Shaurya Malwa · 1 day ago · 2 min read
As excitement starts to once again build in bitcoin, it is important to consider why it may underperform as an investment. Warren Buffett, one of the planet’s most influential investors, has an aversion towards both BTC and gold. And, his reasoning may have some merit.
Warren Buffett’s Thesis on Investing
Warren Buffett invests in productive assets, primarily stocks, that grow over time and produce value—independent of the medium of exchange used. Brands like Coca-Cola and Dairy Queen will continue to yield returns regardless of whether the currency is gold or bitcoins.
This strategy has allowed Buffett’s company, Berkshire Hathaway, to grow into the third largest public company in the world and the tenth largest conglomerate by revenue (and the largest financial services company by revenue in the world).
Assets like gold and bitcoin, Buffett asserts, fall into a category referred to as “unproductive assets.” The thesis behind these investments are that they only appreciate should someone be willing to pay more for the asset in the future than what was paid today. In the meantime, these assets “do not produce any value.”
The Fearful Buy Gold, and Bitcoin
Buffett’s stance on gold is likely similar to that of bitcoin. In his 2012 annual letter to shareholders, he writes that people purchase gold because they “fear” other assets, especially paper money—and rightfully so he acknowledges. Buffett wrote:
“What motivates most gold purchasers is their belief that the ranks of the fearful will grow. During the past decade that belief has proved correct.”
Greater Fool Theory
For assets like gold (and arguably bitcoin) to prove successful, it requires people to fall prey to the ‘greater fool’ theory. As prices in these assets increase, people anticipate that an even more enthusiastic investor will purchase the asset, who also anticipates the next person will expect it to appreciate, and so on. As asserted by Buffett in his letter:
“The rising price has on its own generated additional buying enthusiasm, attracting purchasers who see the rise as validating an investment thesis. As ‘bandwagon’ investors join any party, they create their own truth—for a while.”
Buffett then draws from bubbles over the last 20 years, including the Dot-com bubble of 1994-2000 and the Subprime mortgage crisis of 2008. Buffett stated:
“In these bubbles, an army of originally skeptical investors succumbed to the ‘proof’ delivered by the market, and the pool of buyers—for a time—expanded sufficiently to keep the bandwagon rolling. But bubbles blown large enough inevitably pop.
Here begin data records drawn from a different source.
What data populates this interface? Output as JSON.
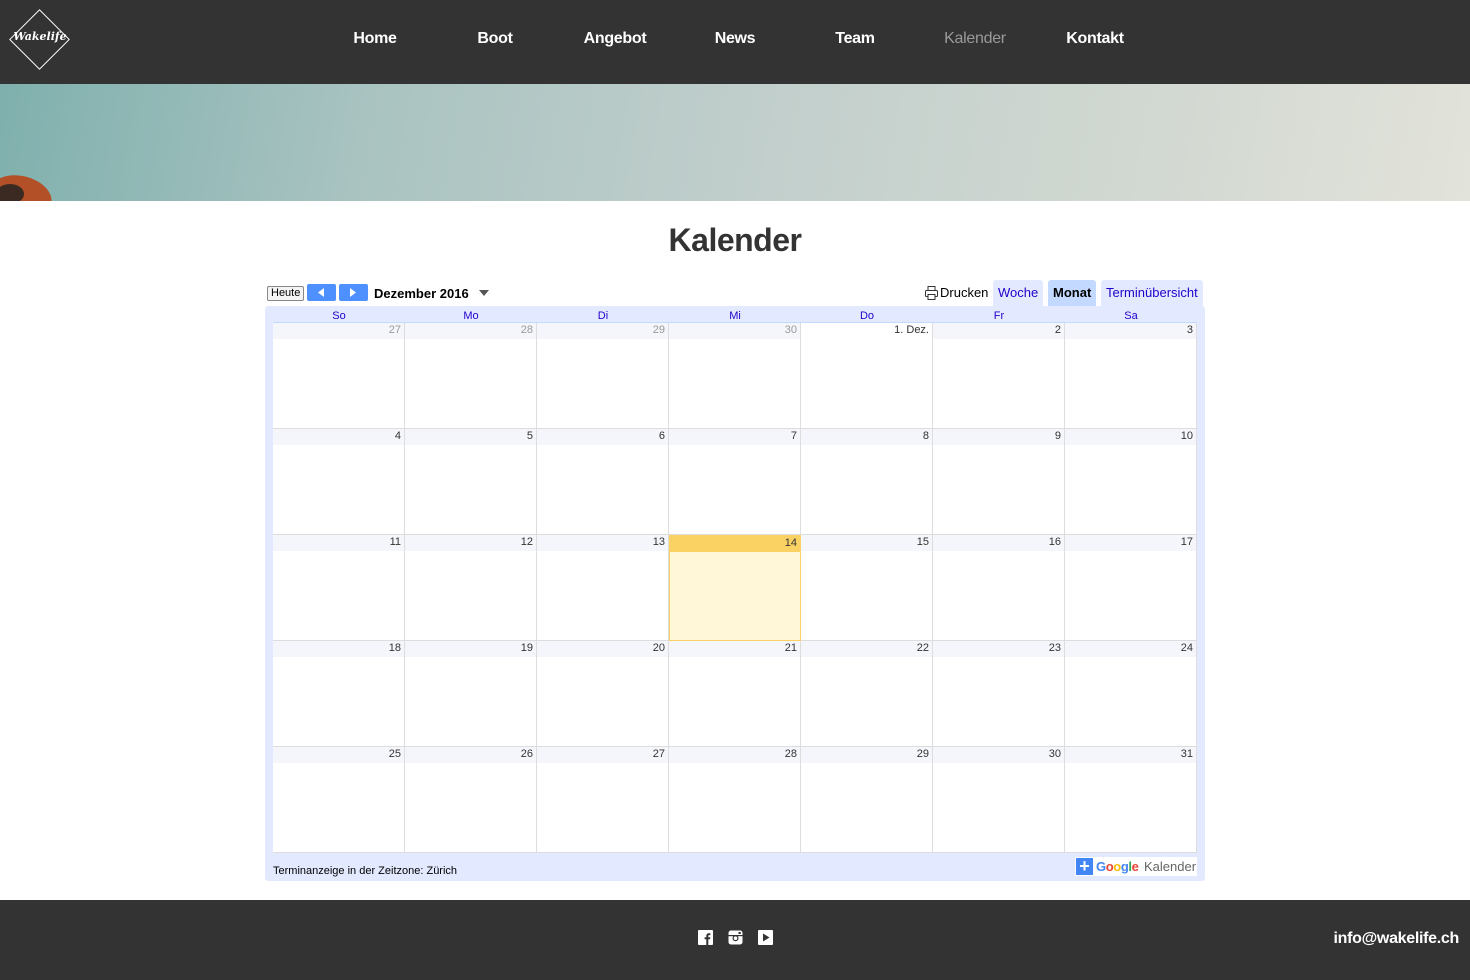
{
  "header": {
    "logo_text": "Wakelife",
    "nav": [
      "Home",
      "Boot",
      "Angebot",
      "News",
      "Team",
      "Kalender",
      "Kontakt"
    ],
    "active": "Kalender"
  },
  "page": {
    "title": "Kalender"
  },
  "calendar": {
    "today_label": "Heute",
    "month_label": "Dezember 2016",
    "print_label": "Drucken",
    "views": [
      "Woche",
      "Monat",
      "Terminübersicht"
    ],
    "selected_view": "Monat",
    "weekdays": [
      "So",
      "Mo",
      "Di",
      "Mi",
      "Do",
      "Fr",
      "Sa"
    ],
    "weeks": [
      [
        "27",
        "28",
        "29",
        "30",
        "1. Dez.",
        "2",
        "3"
      ],
      [
        "4",
        "5",
        "6",
        "7",
        "8",
        "9",
        "10"
      ],
      [
        "11",
        "12",
        "13",
        "14",
        "15",
        "16",
        "17"
      ],
      [
        "18",
        "19",
        "20",
        "21",
        "22",
        "23",
        "24"
      ],
      [
        "25",
        "26",
        "27",
        "28",
        "29",
        "30",
        "31"
      ]
    ],
    "other_month_days": 4,
    "today": "14",
    "timezone_text": "Terminanzeige in der Zeitzone: Zürich",
    "badge_brand": "Google",
    "badge_product": "Kalender",
    "colors": {
      "today_header": "#fad163",
      "today_bg": "#fff7d7",
      "frame": "#e3e9ff",
      "link": "#2200cc"
    }
  },
  "footer": {
    "social": [
      "facebook-icon",
      "instagram-icon",
      "youtube-icon"
    ],
    "email": "info@wakelife.ch"
  }
}
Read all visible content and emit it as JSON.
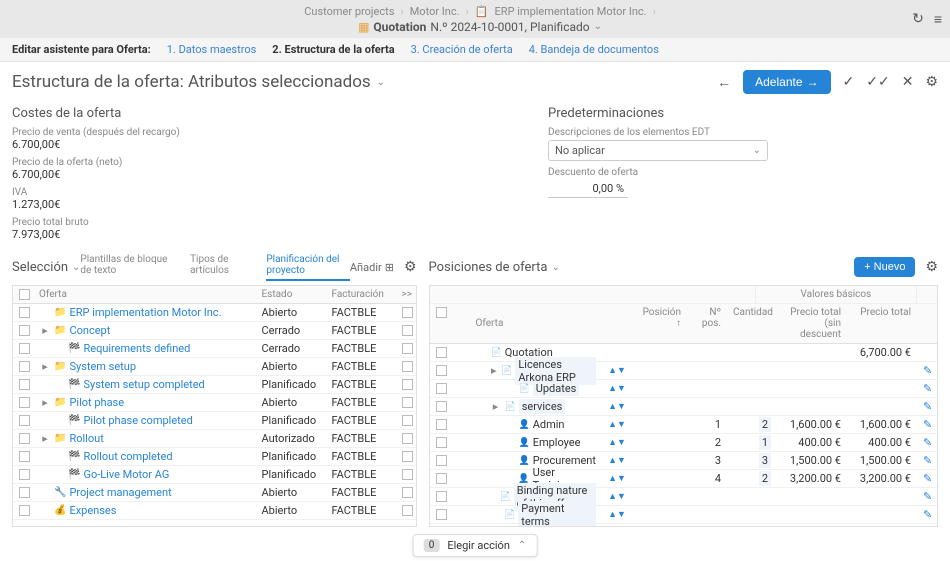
{
  "breadcrumb": {
    "items": [
      "Customer projects",
      "Motor Inc.",
      "ERP implementation Motor Inc."
    ],
    "doc_icon": "📄",
    "doc_title": "Quotation",
    "doc_number": "N.º 2024-10-0001, Planificado"
  },
  "wizard": {
    "label": "Editar asistente para Oferta:",
    "steps": [
      "1. Datos maestros",
      "2. Estructura de la oferta",
      "3. Creación de oferta",
      "4. Bandeja de documentos"
    ],
    "active_index": 1
  },
  "page": {
    "title": "Estructura de la oferta: Atributos seleccionados",
    "next_btn": "Adelante"
  },
  "costs": {
    "title": "Costes de la oferta",
    "items": [
      {
        "label": "Precio de venta (después del recargo)",
        "value": "6.700,00€"
      },
      {
        "label": "Precio de la oferta (neto)",
        "value": "6.700,00€"
      },
      {
        "label": "IVA",
        "value": "1.273,00€"
      },
      {
        "label": "Precio total bruto",
        "value": "7.973,00€"
      }
    ]
  },
  "defaults": {
    "title": "Predeterminaciones",
    "edt_label": "Descripciones de los elementos EDT",
    "edt_value": "No aplicar",
    "discount_label": "Descuento de oferta",
    "discount_value": "0,00 %"
  },
  "selection": {
    "title": "Selección",
    "tabs": [
      "Plantillas de bloque de texto",
      "Tipos de artículos",
      "Planificación del proyecto"
    ],
    "active_tab": 2,
    "add_label": "Añadir",
    "columns": {
      "name": "Oferta",
      "estado": "Estado",
      "fact": "Facturación",
      "star": ">>"
    },
    "rows": [
      {
        "indent": 0,
        "caret": "",
        "icon": "📁",
        "name": "ERP implementation Motor Inc.",
        "link": true,
        "estado": "Abierto",
        "fact": "FACTBLE"
      },
      {
        "indent": 0,
        "caret": "▸",
        "icon": "📁",
        "name": "Concept",
        "link": true,
        "estado": "Cerrado",
        "fact": "FACTBLE"
      },
      {
        "indent": 1,
        "caret": "",
        "icon": "🏁",
        "name": "Requirements defined",
        "link": true,
        "estado": "Cerrado",
        "fact": "FACTBLE"
      },
      {
        "indent": 0,
        "caret": "▸",
        "icon": "📁",
        "name": "System setup",
        "link": true,
        "estado": "Abierto",
        "fact": "FACTBLE"
      },
      {
        "indent": 1,
        "caret": "",
        "icon": "🏁",
        "name": "System setup completed",
        "link": true,
        "estado": "Planificado",
        "fact": "FACTBLE"
      },
      {
        "indent": 0,
        "caret": "▸",
        "icon": "📁",
        "name": "Pilot phase",
        "link": true,
        "estado": "Abierto",
        "fact": "FACTBLE"
      },
      {
        "indent": 1,
        "caret": "",
        "icon": "🏁",
        "name": "Pilot phase completed",
        "link": true,
        "estado": "Planificado",
        "fact": "FACTBLE"
      },
      {
        "indent": 0,
        "caret": "▸",
        "icon": "📁",
        "name": "Rollout",
        "link": true,
        "estado": "Autorizado",
        "fact": "FACTBLE"
      },
      {
        "indent": 1,
        "caret": "",
        "icon": "🏁",
        "name": "Rollout completed",
        "link": true,
        "estado": "Planificado",
        "fact": "FACTBLE"
      },
      {
        "indent": 1,
        "caret": "",
        "icon": "🏁",
        "name": "Go-Live Motor AG",
        "link": true,
        "estado": "Planificado",
        "fact": "FACTBLE"
      },
      {
        "indent": 0,
        "caret": "",
        "icon": "🔧",
        "name": "Project management",
        "link": true,
        "estado": "Abierto",
        "fact": "FACTBLE"
      },
      {
        "indent": 0,
        "caret": "",
        "icon": "💰",
        "name": "Expenses",
        "link": true,
        "estado": "Abierto",
        "fact": "FACTBLE"
      }
    ]
  },
  "positions": {
    "title": "Posiciones de oferta",
    "new_btn": "Nuevo",
    "group_header": "Valores básicos",
    "columns": {
      "offer": "Oferta",
      "pos": "Posición ↑",
      "npos": "Nº pos.",
      "qty": "Cantidad",
      "price": "Precio total (sin descuent",
      "total": "Precio total"
    },
    "rows": [
      {
        "indent": 0,
        "caret": "",
        "icon": "📄",
        "name": "Quotation",
        "pos": "",
        "npos": "",
        "qty": "",
        "price": "",
        "total": "6,700.00 €",
        "edit": false,
        "arrows": false
      },
      {
        "indent": 1,
        "caret": "▸",
        "icon": "📄",
        "name": "Licences Arkona ERP",
        "pos": "",
        "npos": "",
        "qty": "",
        "price": "",
        "total": "",
        "edit": true,
        "arrows": true,
        "editable": true
      },
      {
        "indent": 2,
        "caret": "",
        "icon": "📄",
        "name": "Updates",
        "pos": "",
        "npos": "",
        "qty": "",
        "price": "",
        "total": "",
        "edit": true,
        "arrows": true,
        "editable": true
      },
      {
        "indent": 1,
        "caret": "▸",
        "icon": "📄",
        "name": "services",
        "pos": "",
        "npos": "",
        "qty": "",
        "price": "",
        "total": "",
        "edit": true,
        "arrows": true,
        "editable": true
      },
      {
        "indent": 2,
        "caret": "",
        "icon": "👤",
        "name": "Admin",
        "pos": "",
        "npos": "1",
        "qty": "2",
        "price": "1,600.00 €",
        "total": "1,600.00 €",
        "edit": true,
        "arrows": true
      },
      {
        "indent": 2,
        "caret": "",
        "icon": "👤",
        "name": "Employee",
        "pos": "",
        "npos": "2",
        "qty": "1",
        "price": "400.00 €",
        "total": "400.00 €",
        "edit": true,
        "arrows": true
      },
      {
        "indent": 2,
        "caret": "",
        "icon": "👤",
        "name": "Procurement",
        "pos": "",
        "npos": "3",
        "qty": "3",
        "price": "1,500.00 €",
        "total": "1,500.00 €",
        "edit": true,
        "arrows": true
      },
      {
        "indent": 2,
        "caret": "",
        "icon": "👤",
        "name": "User Training",
        "pos": "",
        "npos": "4",
        "qty": "2",
        "price": "3,200.00 €",
        "total": "3,200.00 €",
        "edit": true,
        "arrows": true
      },
      {
        "indent": 1,
        "caret": "",
        "icon": "📄",
        "name": "Binding nature of this offer",
        "pos": "",
        "npos": "",
        "qty": "",
        "price": "",
        "total": "",
        "edit": true,
        "arrows": true,
        "editable": true
      },
      {
        "indent": 1,
        "caret": "",
        "icon": "📄",
        "name": "Payment terms",
        "pos": "",
        "npos": "",
        "qty": "",
        "price": "",
        "total": "",
        "edit": true,
        "arrows": true,
        "editable": true
      }
    ]
  },
  "footer": {
    "count": "0",
    "action": "Elegir acción"
  }
}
And then the old proverb is confirmed once again: ‘What the wise man does in the beginning, the fool does in the end.”
Are those who purchase bitcoin falling prey to a similar phenomenon?
It’s worth questioning whether the success of bitcoin hinges on doom-and-gloom predictions of the future, or whether like gold-enthusiasts, those shilling bitcoin require more investors to jump on the bandwagon to profit.
Increasing Supply for Deflationary Assets
Another potentially appropriate analogy, and concerning feature, among both gold and bitcoin are the finite but growing supplies. As Buffett points out:
“Beyond the staggering valuation given the existing stock of gold, current prices make today’s annual production of gold command about $160 billion. Buyers—whether jewelry and industrial users, frightened individuals, or speculators—must continually absorb this additional supply to merely maintain an equilibrium at present prices.”
Like gold ore in the ground, there is a finite amount of bitcoin that can be mined—21 million coins. Each month until May 2020, there are 54,000 BTC introduced into circulation each month—valued at $270 million at $5,000 per coin. Market demand must grow to absorb this number of coins just to maintain price equilibrium.
Although mining will continually yield less and less bitcoin as the block reward is halved, this supply still needs to be accounted for. Should demand remain stagnant then supply-side pressure could push down the price of bitcoin.
Candy and Coca-Cola
Ultimately, to Warren Buffett, it doesn’t matter what is used as the medium of exchange. In a scenario where bitcoin becomes the predominant world currency, people will still exchange it for cola and candy. However, should bitcoin fail to gain traction, then investment into these value-producing companies will still yield exemplary returns. As put by Buffett:
“Whether the currency a century from now is based on gold, seashells, shark teeth, or a piece of paper (as today), people will be willing to exchange a couple of minutes of their daily labor for a Coca-Cola or some See’s peanut brittle. In the future the US population will move more goods, consume more food, and require more living space than it does now. People will forever exchange what they produce for what others produce.”
Buffett has a predisposition for investing in (‘undervalued’) blue-chip stocks and American companies that, time and time again, provide goods and services that are unlikely to go out of fashion.
“[Crypto] is a mirage basically. The idea it has some huge intrinsic value is a joke in my view.”
It’s worth considering that he could be right. Stocks are generally a safer and more consistent investment than bitcoin. However, should Bitcoin achieve its moonshot and become a global medium-of-exchange or store-of-value, then the returns would be astronomical for investors.